Cette inversion intrigue. Pourquoi deux groupes de vertébrés proches présentent-ils des schémas aussi opposés ? La clé pourrait se trouver dans la génétique et, plus précisément, dans la manière dont sont organisés les chromosomes sexuels.
Le rôle des chromosomes sexuels
L’une des principales hypothèses avancées par les chercheurs est celle du sexe hétérogamétique. Chez les mammifères, les mâles possèdent deux chromosomes différents (X et Y), tandis que les femelles ont deux chromosomes X. Or, cette double copie offrirait une sorte de protection : en cas de mutation délétère sur un chromosome, le second peut compenser. Ce filet de sécurité augmenterait la longévité des femelles.
Chez les oiseaux, c’est l’inverse : ce sont les femelles qui possèdent deux chromosomes différents (Z et W), tandis que les mâles disposent de deux Z identiques. Dans ce cas, l’avantage bascule vers les mâles, qui bénéficient d’une plus grande stabilité génétique.
Cependant, cette explication génétique ne suffit pas. Les chercheurs ont constaté de nombreuses exceptions. Certaines espèces d’oiseaux de proie, par exemple, voient les femelles vivre plus longtemps que les mâles malgré leur statut de sexe hétérogamétique. Cela signifie qu’au-delà de la génétique, d’autres facteurs – écologiques, comportementaux et reproductifs – influencent fortement la longévité des sexes.

La reproduction comme clé de l’énigme
La biologie évolutive offre une autre piste : les stratégies de reproduction. Chez les mammifères, les mâles sont souvent soumis à une compétition intense pour accéder aux femelles. Cela se traduit par des comportements risqués, un stress élevé et le développement de caractéristiques coûteuses pour l’organisme, comme une grande taille ou des armes naturelles. Résultat : leur espérance de vie est réduite.

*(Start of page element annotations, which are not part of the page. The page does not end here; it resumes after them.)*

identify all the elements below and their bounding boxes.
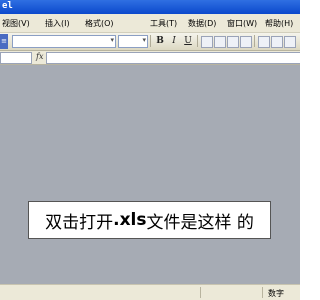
caption-box: 双击打开 .xls 文件是这样 的: [28, 201, 271, 239]
menu-tools[interactable]: 工具(T): [150, 18, 177, 29]
toolbar-grip-icon[interactable]: ≡: [0, 34, 8, 49]
window-title: el: [2, 1, 13, 11]
menu-bar: 视图(V) 插入(I) 格式(O) 工具(T) 数据(D) 窗口(W) 帮助(H…: [0, 14, 300, 33]
formula-bar: fx: [0, 51, 300, 65]
status-divider: [262, 287, 263, 298]
menu-format[interactable]: 格式(O): [85, 18, 114, 29]
comma-style-icon[interactable]: [284, 36, 296, 48]
toolbar-divider: [197, 35, 198, 47]
caption-text-extension: .xls: [113, 210, 147, 230]
formatting-toolbar: ≡ ▾ ▾ B I U: [0, 33, 300, 51]
menu-insert[interactable]: 插入(I): [45, 18, 70, 29]
align-right-icon[interactable]: [227, 36, 239, 48]
title-bar[interactable]: el: [0, 0, 300, 14]
formula-input[interactable]: [46, 52, 300, 64]
currency-icon[interactable]: [258, 36, 270, 48]
font-size-select[interactable]: ▾: [118, 35, 148, 48]
merge-center-icon[interactable]: [240, 36, 252, 48]
menu-help[interactable]: 帮助(H): [265, 18, 293, 29]
excel-window: el 视图(V) 插入(I) 格式(O) 工具(T) 数据(D) 窗口(W) 帮…: [0, 0, 300, 300]
status-divider: [200, 287, 201, 298]
underline-button[interactable]: U: [182, 35, 194, 47]
name-box[interactable]: [0, 52, 32, 64]
toolbar-divider: [150, 35, 151, 47]
caption-text-before: 双击打开: [45, 212, 114, 233]
status-mode: 数字: [268, 289, 284, 298]
menu-data[interactable]: 数据(D): [188, 18, 216, 29]
caption-text-after: 文件是这样 的: [146, 212, 254, 233]
menu-window[interactable]: 窗口(W): [227, 18, 257, 29]
menu-view[interactable]: 视图(V): [2, 18, 30, 29]
font-name-select[interactable]: ▾: [12, 35, 116, 48]
chevron-down-icon: ▾: [110, 36, 114, 44]
bold-button[interactable]: B: [154, 35, 166, 47]
chevron-down-icon: ▾: [142, 36, 146, 44]
status-bar: 数字: [0, 284, 300, 300]
italic-button[interactable]: I: [168, 35, 180, 47]
align-left-icon[interactable]: [201, 36, 213, 48]
percent-icon[interactable]: [271, 36, 283, 48]
align-center-icon[interactable]: [214, 36, 226, 48]
toolbar-divider: [254, 35, 255, 47]
fx-icon[interactable]: fx: [36, 52, 43, 61]
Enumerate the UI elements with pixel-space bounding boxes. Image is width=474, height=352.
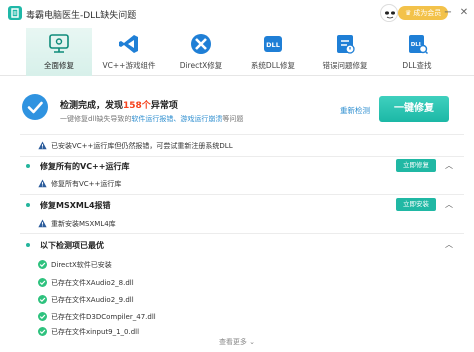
svg-text:DLL: DLL <box>266 41 280 49</box>
dll-icon: DLL <box>264 36 282 52</box>
tab-vc-runtime[interactable]: VC++游戏组件 <box>96 28 162 76</box>
member-label: 成为会员 <box>413 9 442 17</box>
section-title: 修复所有的VC++运行库 <box>40 162 130 171</box>
bullet-dot <box>26 203 30 207</box>
check-icon <box>38 278 47 287</box>
rescan-link[interactable]: 重新检测 <box>340 105 370 116</box>
item-text: DirectX软件已安装 <box>51 261 112 269</box>
install-now-button[interactable]: 立即安装 <box>396 198 436 211</box>
item-text: 已存在文件D3DCompiler_47.dll <box>51 313 156 321</box>
check-icon <box>38 327 47 336</box>
tab-label: DirectX修复 <box>179 61 223 70</box>
bullet-dot <box>26 164 30 168</box>
warning-icon <box>38 219 47 228</box>
list-item: 重新安装MSXML4库 <box>0 216 474 232</box>
fix-all-button[interactable]: 一键修复 <box>379 96 449 122</box>
title-bar: 毒霸电脑医生-DLL缺失问题 ♛ 成为会员 − ✕ <box>0 0 474 28</box>
tab-label: 系统DLL修复 <box>250 61 296 70</box>
warning-icon <box>38 179 47 188</box>
list-item: 修复所有VC++运行库 <box>0 176 474 192</box>
visual-studio-icon <box>119 35 138 53</box>
notice-row: 已安装VC++运行库但仍然报错，可尝试重新注册系统DLL <box>0 138 474 154</box>
chevron-down-icon: ⌄ <box>249 338 256 346</box>
item-text: 已存在文件xinput9_1_0.dll <box>51 328 140 336</box>
tab-label: VC++游戏组件 <box>102 61 156 70</box>
section-header: 修复所有的VC++运行库 立即修复 ︿ <box>0 158 474 174</box>
notice-text: 已安装VC++运行库但仍然报错，可尝试重新注册系统DLL <box>51 142 233 150</box>
divider <box>20 134 464 135</box>
check-icon <box>38 260 47 269</box>
become-member-button[interactable]: ♛ 成为会员 <box>398 6 449 20</box>
item-text: 已存在文件XAudio2_9.dll <box>51 296 134 304</box>
list-item: 已存在文件XAudio2_8.dll <box>0 275 474 291</box>
app-logo-icon <box>8 6 22 20</box>
check-icon <box>38 312 47 321</box>
minimize-icon[interactable]: − <box>442 7 454 19</box>
check-icon <box>38 295 47 304</box>
item-text: 修复所有VC++运行库 <box>51 180 122 188</box>
check-circle-icon <box>22 94 48 120</box>
issue-count: 158个 <box>123 101 151 111</box>
list-item: 已存在文件XAudio2_9.dll <box>0 292 474 308</box>
list-item: DirectX软件已安装 <box>0 257 474 273</box>
avatar[interactable] <box>380 4 398 22</box>
tab-label: DLL查找 <box>402 61 432 70</box>
chevron-up-icon[interactable]: ︿ <box>445 241 453 249</box>
divider <box>20 194 464 195</box>
tab-directx[interactable]: DirectX修复 <box>168 28 234 76</box>
divider <box>20 233 464 234</box>
view-more-link[interactable]: 查看更多 ⌄ <box>0 337 474 347</box>
section-header: 以下检测项已最优 ︿ <box>0 237 474 253</box>
chevron-up-icon[interactable]: ︿ <box>445 201 453 209</box>
error-repair-icon <box>337 35 355 54</box>
directx-icon <box>191 34 211 54</box>
section-title: 修复MSXML4报错 <box>40 201 111 210</box>
tab-dll-search[interactable]: DLL DLL查找 <box>384 28 450 76</box>
tab-system-dll[interactable]: DLL 系统DLL修复 <box>240 28 306 76</box>
tab-bar: 全面修复 VC++游戏组件 DirectX修复 DLL 系统DLL修复 错误问题… <box>0 28 474 76</box>
tab-error-repair[interactable]: 错误问题修复 <box>312 28 378 76</box>
tab-label: 错误问题修复 <box>322 61 368 70</box>
list-item: 已存在文件D3DCompiler_47.dll <box>0 309 474 325</box>
warning-icon <box>38 141 47 150</box>
section-title: 以下检测项已最优 <box>40 241 104 250</box>
tab-full-repair[interactable]: 全面修复 <box>26 28 92 76</box>
item-text: 重新安装MSXML4库 <box>51 220 116 228</box>
dll-search-icon: DLL <box>409 35 429 55</box>
divider <box>20 156 464 157</box>
summary-subtitle: 一键修复dll缺失导致的软件运行报错、游戏运行崩溃等问题 <box>60 115 244 123</box>
section-header: 修复MSXML4报错 立即安装 ︿ <box>0 197 474 213</box>
monitor-icon <box>49 34 69 53</box>
app-title: 毒霸电脑医生-DLL缺失问题 <box>26 11 137 21</box>
crown-icon: ♛ <box>405 9 412 17</box>
chevron-up-icon[interactable]: ︿ <box>445 162 453 170</box>
close-icon[interactable]: ✕ <box>458 7 470 19</box>
tab-label: 全面修复 <box>44 61 74 70</box>
item-text: 已存在文件XAudio2_8.dll <box>51 279 134 287</box>
bullet-dot <box>26 243 30 247</box>
repair-now-button[interactable]: 立即修复 <box>396 159 436 172</box>
summary-title: 检测完成，发现158个异常项 <box>60 101 178 111</box>
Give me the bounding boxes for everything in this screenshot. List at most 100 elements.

À l’inverse, les femelles investissent massivement dans la gestation, l’allaitement et l’éducation des petits. Vivre plus longtemps leur confère un avantage évolutif : elles peuvent protéger leur progéniture jusqu’à l’âge où celle-ci devient autonome, garantissant ainsi la survie de leurs gènes. Chez certaines espèces de primates, cet effet est particulièrement marqué.
Du côté des oiseaux, les rôles sont souvent différents. De nombreuses espèces sont monogames et partagent la charge parentale. Les mâles ne s’épuisent pas dans des combats permanents et consacrent davantage d’énergie aux soins, ce qui contribue à leur longévité supérieure. L’étude souligne donc que la reproduction n’est pas seulement une question de descendance immédiate : elle façonne aussi, sur le long terme, les trajectoires de vie des sexes.
Un héritage évolutif qui nous concerne tous
Les auteurs de l’étude insistent : même dans des conditions de captivité, où les animaux sont protégés des aléas extérieurs, l’écart entre sexes persiste. Autrement dit, cette différence de longévité n’est pas un simple produit de l’environnement, mais bien un trait profondément enraciné dans l’histoire de l’évolution.
Chez l’être humain, les progrès médicaux et l’amélioration des conditions de vie ont réduit certains écarts, mais sans jamais les effacer. Les femmes continuent à vivre plus longtemps que les hommes dans presque toutes les sociétés contemporaines. Selon les chercheurs, il s’agit probablement d’un vestige de notre passé évolutif, partagé avec d’autres primates comme les chimpanzés et les gorilles, où l’avantage féminin en termes d’espérance de vie est déjà visible.
Ces découvertes ne livrent pas une réponse unique, mais elles dessinent un tableau plus complet : la longévité des sexes est le produit d’une interaction entre la génétique, la compétition sexuelle, le rôle parental et l’histoire évolutive. En comprenant mieux ces mécanismes, les scientifiques espèrent un jour expliquer pourquoi, malgré tous les progrès de la médecine, les femmes continuent de vivre plus longtemps que les hommes.